Affiliation: QRC-Qasemi Research Center, Al-Qasemi Academic College, Israel

ISBN: 978-989-8111-65-4

Keyword(s): Data mining of GPCR database, Homology modeling, 3D-structure prediction.

Related Ontology Subjects/Areas/Topics: Bioinformatics ; Biomedical Engineering ; Biomedical Signal Processing

Abstract: Availability of realistic models for human G-Protein Coupled Receptors (hGPCRs) will aid structure-based drug design (SBDD), thus shortening the time period needed for drug development and minimizing cross-reactivity of drugs with other hGPCRs. Many researchers have constructed models for hGPCRs with homology modeling techniques based on the X-ray structure of bovine rhodopsin and recently to β2-adrenergic receptor which are the only two GPCRs that have high resolution crystal structures.
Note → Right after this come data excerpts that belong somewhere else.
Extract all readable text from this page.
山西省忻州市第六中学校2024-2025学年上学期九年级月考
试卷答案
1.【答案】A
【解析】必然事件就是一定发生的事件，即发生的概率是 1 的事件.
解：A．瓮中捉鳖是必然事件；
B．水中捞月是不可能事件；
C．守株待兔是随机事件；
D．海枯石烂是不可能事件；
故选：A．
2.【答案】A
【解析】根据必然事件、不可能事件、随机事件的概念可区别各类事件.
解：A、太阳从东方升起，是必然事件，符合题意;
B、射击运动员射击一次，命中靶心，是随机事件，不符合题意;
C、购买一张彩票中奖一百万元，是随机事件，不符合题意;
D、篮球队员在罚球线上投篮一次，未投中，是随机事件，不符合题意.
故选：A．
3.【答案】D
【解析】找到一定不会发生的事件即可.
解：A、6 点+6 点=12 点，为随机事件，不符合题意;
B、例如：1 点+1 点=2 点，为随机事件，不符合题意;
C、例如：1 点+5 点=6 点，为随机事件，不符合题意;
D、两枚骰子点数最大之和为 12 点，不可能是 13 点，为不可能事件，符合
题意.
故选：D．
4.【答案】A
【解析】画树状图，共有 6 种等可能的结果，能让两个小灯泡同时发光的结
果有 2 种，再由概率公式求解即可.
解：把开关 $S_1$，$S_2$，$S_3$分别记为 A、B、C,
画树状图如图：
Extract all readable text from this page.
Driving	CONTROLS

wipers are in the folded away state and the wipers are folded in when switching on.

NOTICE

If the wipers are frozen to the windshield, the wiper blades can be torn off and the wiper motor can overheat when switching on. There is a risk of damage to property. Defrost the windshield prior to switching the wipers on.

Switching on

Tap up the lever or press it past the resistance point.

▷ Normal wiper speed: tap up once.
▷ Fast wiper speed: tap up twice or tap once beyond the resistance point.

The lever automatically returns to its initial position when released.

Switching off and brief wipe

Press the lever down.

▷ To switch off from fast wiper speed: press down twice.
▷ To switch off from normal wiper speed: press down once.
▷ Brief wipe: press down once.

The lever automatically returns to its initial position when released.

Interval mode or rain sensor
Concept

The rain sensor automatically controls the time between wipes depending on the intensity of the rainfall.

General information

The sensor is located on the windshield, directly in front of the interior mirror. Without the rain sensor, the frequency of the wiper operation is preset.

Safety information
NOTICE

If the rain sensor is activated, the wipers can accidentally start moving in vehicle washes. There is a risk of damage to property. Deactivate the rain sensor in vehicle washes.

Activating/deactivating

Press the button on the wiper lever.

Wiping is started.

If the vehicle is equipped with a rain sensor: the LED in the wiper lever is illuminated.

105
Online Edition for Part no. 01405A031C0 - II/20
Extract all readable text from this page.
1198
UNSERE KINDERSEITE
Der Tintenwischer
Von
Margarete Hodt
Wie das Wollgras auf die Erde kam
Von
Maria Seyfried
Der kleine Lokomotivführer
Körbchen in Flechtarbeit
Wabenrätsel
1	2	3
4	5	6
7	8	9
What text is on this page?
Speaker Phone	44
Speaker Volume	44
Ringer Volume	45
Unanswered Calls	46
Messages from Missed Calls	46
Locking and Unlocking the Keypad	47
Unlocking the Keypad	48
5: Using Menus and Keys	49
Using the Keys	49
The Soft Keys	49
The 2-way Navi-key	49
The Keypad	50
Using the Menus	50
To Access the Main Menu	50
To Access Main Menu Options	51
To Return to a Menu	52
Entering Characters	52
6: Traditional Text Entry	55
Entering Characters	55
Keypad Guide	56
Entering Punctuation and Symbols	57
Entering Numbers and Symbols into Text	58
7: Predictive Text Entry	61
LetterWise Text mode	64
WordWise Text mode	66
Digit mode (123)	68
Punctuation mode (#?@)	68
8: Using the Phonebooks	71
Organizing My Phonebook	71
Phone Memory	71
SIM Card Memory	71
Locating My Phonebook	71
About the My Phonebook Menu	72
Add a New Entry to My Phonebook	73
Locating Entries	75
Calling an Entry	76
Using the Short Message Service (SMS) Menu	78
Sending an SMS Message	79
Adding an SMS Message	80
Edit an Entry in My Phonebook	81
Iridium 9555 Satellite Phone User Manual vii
In this study, we evaluate the usefulness of the bovine rhodopsin crystal structures for modeling hGPCRs by analysis of large database of human G-protein coupled receptors that are members of family A (rhodopsin family). The recently released structure of β2-adrenergic receptor was used as a test case for validation purposes of our findings. From pair-wise sequence alignment of each of the receptors in the database to bovine rhodopsin, we come to the conclusion that only for few hGPCRs, X-ray structu re of rhodopsin could be used as a template for modeling the trans-membrane domains (TMDs).The detailed analysis of the whole database shows that in general, similarity to bovine rhodopsin is found more in the middle/endoplasmic part than in the exoplasmic part. The shift in the cytoplasmic end of TMD-6 that has been seen in the recently released crystal structure of β2-adrenergic receptor could be understood well from our bioinformatics study. On the basis of our results from this research, we propose to regard specific parts from the endoplasmic domain of the rhodopsin helices as appropriate template for constructing models of other GPCRs, while most of the exoplasmic parts of GPCRs in this family require other techniques for their modeling, due to the low sequence similarity between the receptors and rhodopsin in that region. (More)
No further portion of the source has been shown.